487. Psychological Perspectives on Politics. Two courses in political science or permission of instructor. (3). (Excl).

488. Political Dynamics. Junior standing. (3). (Excl).

489. Advanced Topics in Contemporary Political Science. Two 400-level courses in political science. (3). (Excl). May be elected for credit twice.

490. Political Socialization. One course in political science. (3). (Excl).

491. Directed Studies. Two courses in political science and permission of instructor and the Director of Undergraduate Studies. I. (1-6). (Excl). (INDEPENDENT). Political Science 491 and 492 may be elected for a total of eight credits. No more than four hours of directed study credit may be elected as part of a concentration program in Political Science.

492. Directed Studies. Two courses in political science and permission of instructor and the Director of Undergraduate Studies. II. (1-6). (Excl). (INDEPENDENT). Political Science 491 and 492 may be elected for a total of eight credits. No more than four hours of directed study credit may be elected as part of a concentration program in Political Science.
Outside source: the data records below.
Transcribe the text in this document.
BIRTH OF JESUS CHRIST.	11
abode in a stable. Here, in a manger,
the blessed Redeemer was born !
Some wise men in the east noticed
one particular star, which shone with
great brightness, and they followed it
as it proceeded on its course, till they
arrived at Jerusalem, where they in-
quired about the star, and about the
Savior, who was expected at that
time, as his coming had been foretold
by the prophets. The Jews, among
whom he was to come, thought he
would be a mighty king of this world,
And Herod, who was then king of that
493. Senior Honors Proseminar. Open only to Honors concentrators with senior standing. I. (4). (Excl). (INDEPENDENT). No more than four hours of Honors credit may be elected as part of a concentration plan in Political Science.

494. Senior Honors Proseminar. Open only to Honors concentrators with senior standing. II. (4). (Excl). (INDEPENDENT). No more than four hours of Honors credit may be elected as part of a concentration plan in Political Science.

495. Undergraduate Seminar in Political Theory. Senior standing, primarily for seniors concentrating in political science. (3). (Excl). May be elected for credit twice.

496. Undergraduate Seminar in American Government and Politics. Senior standing, primarily for seniors concentrating in political science. (3). (Excl). May be elected for credit twice.

497. Undergraduate Seminar in Comparative and Foreign Government. Senior standing, primarily for seniors concentrating in political science. (3). (Excl). May be elected for credit twice.

498. Undergraduate Seminar in International Politics. Senior standing, primarily for seniors concentrating in political science. (3). (Excl). May be elected for credit twice.

499. Quantitative Methods of Political Analysis. (3). (Excl).

512/Soc. 512. Detroit Area Study. Permission of instructor. II. (3). (Excl).

513/Soc. 513. Detroit Area Study. Permission of instructor. I. (3). (Excl).

514. The Use of Social Science Computer Programs. Pol. Sci. 499 or equivalent; or permission of instructor. (1). (Excl).

529/IPPS 529. Statistics. Permission of instructor. (3). (Excl).

585/IPPS 585. Political Environment of Public Policy Analysis. Permission of instructor. (3). (Excl).

586/IPPS 586. Organizational Design. Pol. Sci. 585 or permission of instructor. (3). (Excl).

591. Advanced Internship in Political Science. Two courses in political science at the 400 level or above and concentration in political science; or graduate standing. Permission of supervising instructor and review by the Department's internship advisor. No more than 4 credits of internship may be included as part of a concentration plan in political science. I. (2-6). (Excl). (EXPERIENTIAL). All internship courses may be elected for a maximum total of 8 credits.

592. Advanced Internship in Political Science. Two courses in political science at the 400 level or above and concentration in political science; or graduate standing. Permission of supervising instructor and review by the Department's internship advisor. No more than 4 credits of internship may be included as part of a concentration plan in political science. II. (2-6). (Excl). (EXPERIENTIAL). All internship courses may be elected for a maximum total of 8 credits.